Using the significant predictors from the previous two models, plus PopGroup:
form <- "logflrdat ~ PopGroup + lats + elev_m + bio6 + bio7 + bio19"
options(contrasts = c("contr.sum","contr.poly"))
pc.regress2 <- lm(form, data=df.tot)
drop1(pc.regress2, .~., test="F")
## Single term deletions
##
## Model:
## logflrdat ~ PopGroup + lats + elev_m + bio6 + bio7 + bio19
## Df Sum of Sq RSS AIC F value Pr(>F)
## <none> 4.17 -1755
## PopGroup 4 0.1084 4.28 -1753 2.47 0.04402 *
## lats 1 0.1664 4.34 -1742 15.19 0.00011 ***
## elev_m 1 0.2717 4.44 -1733 24.81 9.6e-07 ***
## bio6 1 0.0556 4.23 -1752 5.08 0.02479 *
## bio7 1 0.1493 4.32 -1744 13.64 0.00025 ***
## bio19 1 0.1295 4.30 -1745 11.83 0.00065 ***
## ---
## Signif. codes: 0 '***' 0.001 '**' 0.01 '*' 0.05 '.' 0.1 ' ' 1
Or alternatively:
form <- "logflrdat ~ PopGroup + lats + elev_m + bio6 + bio7 + bio19"
pc.min.regress <- lm(form , data = df.tot)
summary(pc.min.regress)
##
## Call:
## lm(formula = form, data = df.tot)
##
## Residuals:
## Min 1Q Median 3Q Max
## -0.3935 -0.0677 -0.0061 0.0593 0.3536
##
## Coefficients:
## Estimate Std. Error t value Pr(>|t|)
## (Intercept) 3.57e+00 4.14e-01 8.61 < 2e-16 ***
## PopGroup1 1.07e-03 2.10e-02 0.05 0.95937
## PopGroup2 3.34e-02 1.38e-02 2.41 0.01635 *
## PopGroup3 -2.69e-02 1.24e-02 -2.17 0.03036 *
## PopGroup4 -1.95e-03 1.25e-02 -0.16 0.87548
## lats -1.88e-02 4.82e-03 -3.90 0.00011 ***
## elev_m -2.22e-04 4.45e-05 -4.98 9.6e-07 ***
## bio6 -1.46e-03 6.48e-04 -2.25 0.02479 *
## bio7 -2.22e-03 6.02e-04 -3.69 0.00025 ***
## bio19 -5.20e-04 1.51e-04 -3.44 0.00065 ***
## ---
## Signif. codes: 0 '***' 0.001 '**' 0.01 '*' 0.05 '.' 0.1 ' ' 1
##
## Residual standard error: 0.105 on 381 degrees of freedom
## Multiple R-squared: 0.16, Adjusted R-squared: 0.141
## F-statistic: 8.09 on 9 and 381 DF, p-value: 5.28e-11
Biological conclusions:
13.4% of genetic variation for flowering time in common garden conditions is explained by temperature (minimum temp in coldest month [Bio6] and annual temperature range [Bio7]), as well as latitude, elevation, and winter precipitation [Bio19].

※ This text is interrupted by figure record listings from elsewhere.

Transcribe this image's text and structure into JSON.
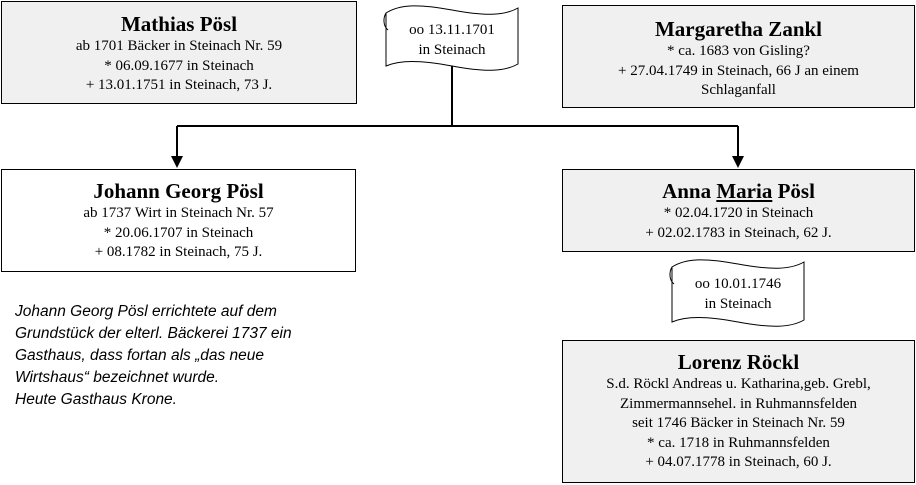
{
  "persons": {
    "mathias": {
      "name": "Mathias Pösl",
      "lines": [
        "ab 1701 Bäcker in Steinach Nr. 59",
        "* 06.09.1677 in Steinach",
        "+ 13.01.1751 in Steinach, 73 J."
      ]
    },
    "margaretha": {
      "name": "Margaretha Zankl",
      "lines": [
        "* ca. 1683 von Gisling?",
        "+ 27.04.1749 in Steinach, 66 J an einem",
        "Schlaganfall"
      ]
    },
    "johann": {
      "name": "Johann Georg Pösl",
      "lines": [
        "ab 1737 Wirt in Steinach Nr. 57",
        "* 20.06.1707 in Steinach",
        "+ 08.1782 in Steinach, 75 J."
      ]
    },
    "anna": {
      "name_first": "Anna",
      "name_underlined": "Maria",
      "name_last": "Pösl",
      "lines": [
        "* 02.04.1720 in Steinach",
        "+ 02.02.1783 in Steinach, 62 J."
      ]
    },
    "lorenz": {
      "name": "Lorenz Röckl",
      "lines": [
        "S.d. Röckl Andreas u. Katharina,geb. Grebl,",
        "Zimmermannsehel. in Ruhmannsfelden",
        "seit 1746 Bäcker in Steinach Nr. 59",
        "* ca. 1718 in Ruhmannsfelden",
        "+ 04.07.1778 in Steinach, 60 J."
      ]
    }
  },
  "marriages": {
    "parents": {
      "date": "oo 13.11.1701",
      "place": "in Steinach"
    },
    "anna_lorenz": {
      "date": "oo 10.01.1746",
      "place": "in Steinach"
    }
  },
  "note": {
    "lines": [
      "Johann Georg Pösl errichtete auf dem",
      "Grundstück der elterl. Bäckerei 1737 ein",
      "Gasthaus, dass fortan als „das neue",
      "Wirtshaus“ bezeichnet wurde.",
      "Heute Gasthaus Krone."
    ]
  },
  "colors": {
    "box_gray": "#f0f0f0",
    "box_white": "#ffffff",
    "line": "#000000"
  }
}
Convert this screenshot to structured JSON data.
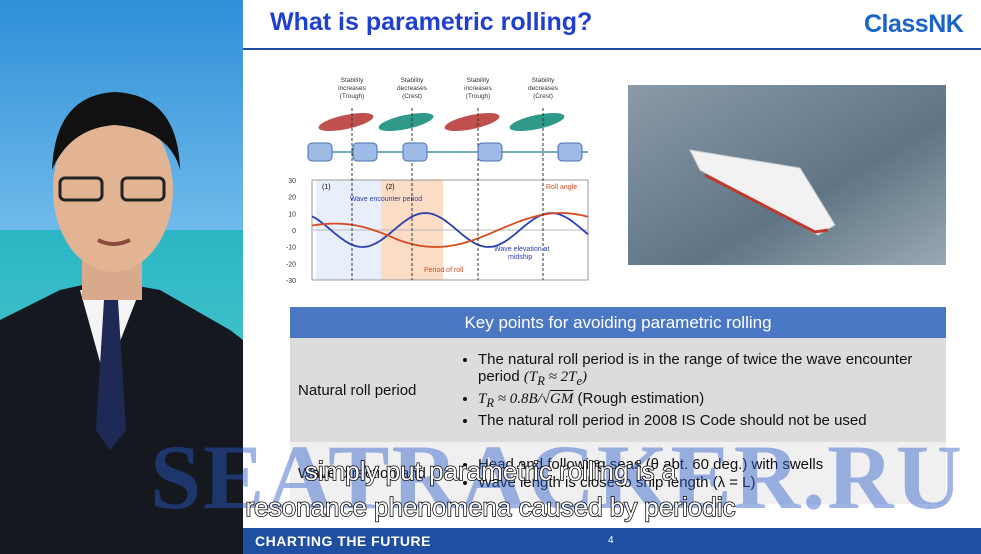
{
  "slide": {
    "title": "What is parametric rolling?",
    "logo": "ClassNK"
  },
  "diagram": {
    "stages": [
      [
        "Stability",
        "increases",
        "(Trough)"
      ],
      [
        "Stability",
        "decreases",
        "(Crest)"
      ],
      [
        "Stability",
        "increases",
        "(Trough)"
      ],
      [
        "Stability",
        "decreases",
        "(Crest)"
      ]
    ],
    "yticks": [
      30,
      20,
      10,
      0,
      -10,
      -20,
      -30
    ],
    "labels": {
      "phase1": "(1)",
      "phase2": "(2)",
      "encounter": "Wave encounter period",
      "roll": "Roll angle",
      "elevation": [
        "Wave elevation at",
        "midship"
      ],
      "period": "Period of roll"
    }
  },
  "table": {
    "header": "Key points for avoiding parametric rolling",
    "rows": [
      {
        "label": "Natural roll period",
        "items": [
          {
            "text": "The natural roll period is in the range of twice the wave encounter period",
            "formula": [
              "(T",
              "R",
              " ≈ 2T",
              "e",
              ")"
            ]
          },
          {
            "formula": [
              "T",
              "R",
              " ≈ 0.8B/√",
              "GM"
            ],
            "text": "(Rough estimation)"
          },
          {
            "text": "The natural roll period in 2008 IS Code should not be used"
          }
        ]
      },
      {
        "label": "Wave direction and",
        "items": [
          "Head and following seas (θ abt. 60 deg.) with swells",
          "Wave length is close to ship length (λ = L)"
        ]
      }
    ]
  },
  "footer": {
    "text": "CHARTING THE FUTURE",
    "page": "4"
  },
  "overlay": {
    "watermark": "SEATRACKER.RU",
    "subtitles": [
      "simply put parametric rolling is a",
      "resonance phenomena caused by periodic"
    ]
  }
}
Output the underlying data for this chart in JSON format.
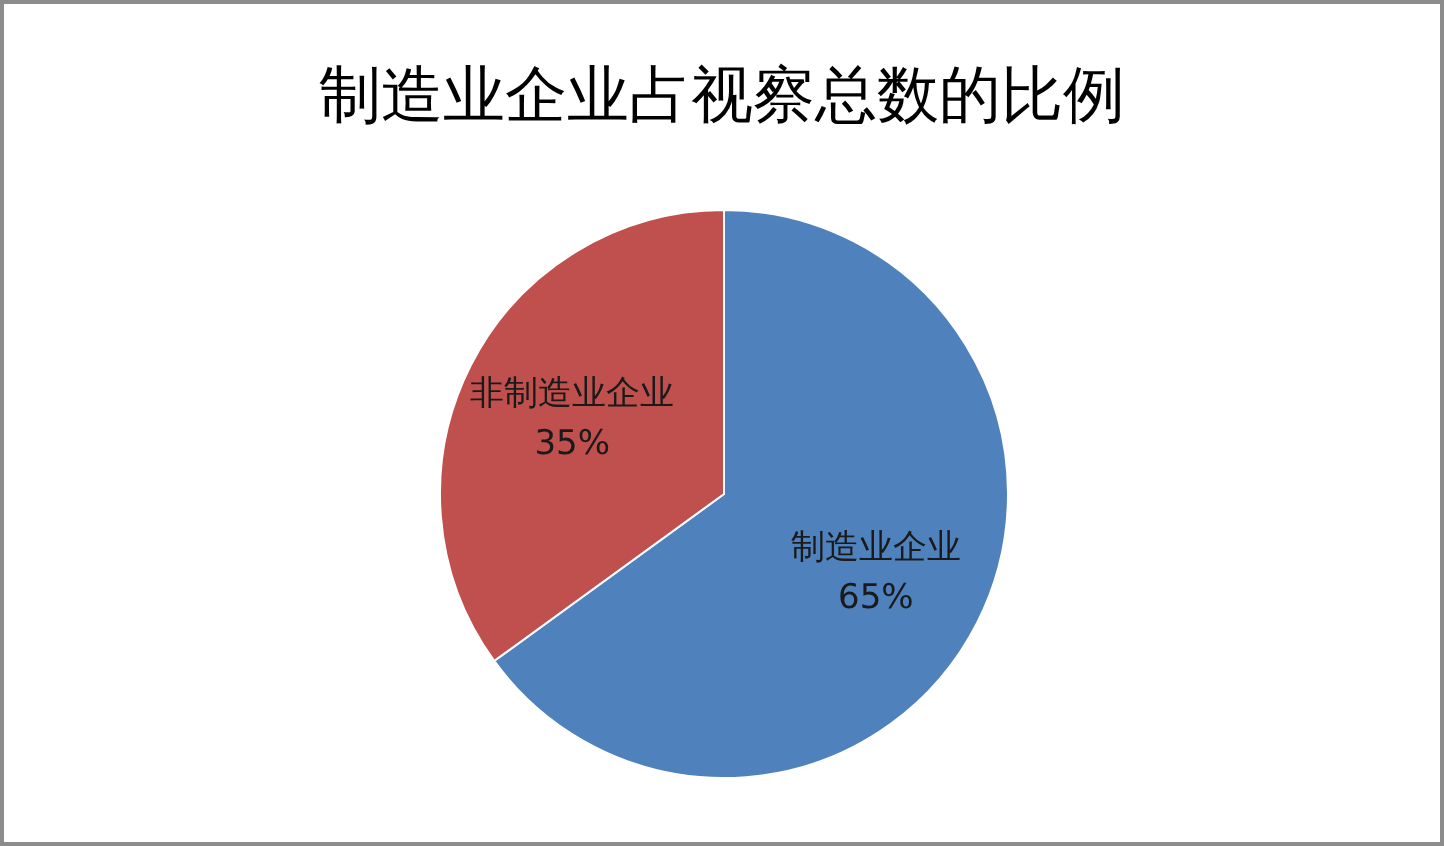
{
  "chart_data": {
    "type": "pie",
    "title": "制造业企业占视察总数的比例",
    "categories": [
      "制造业企业",
      "非制造业企业"
    ],
    "values": [
      65,
      35
    ],
    "colors": [
      "#4f81bd",
      "#c0504d"
    ],
    "value_labels": [
      "65%",
      "35%"
    ]
  }
}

Direction of effects: genotypes flower earlier at higher elevation and more northerly latitude (i.e., colder climates and shorter growing season.) Places with colder winters [Bio6] or wider annual temperature range have earlier flowering genotypes. Boechera stricta habitats with higher levels of winter precipitation [Bio19] have earlier flowering genotypes. Thus, areas with more winter snow are associated with earlier flowering genotypes.
Arabidopsis in Spain shows the opposite relationship between elevation and flowering time, where they flower earlier at lower elevation (Montesinos-Navarro, 2011). Probably this is because the growing season is shorter at low elevation, where drought comes earlier in the year.
Montesinos-Navarro, A., et al. (2011). Arabidopsis thaliana populations show clinal variation in a climatic gradient associated with altitude." New Phytologist 189: 282-294.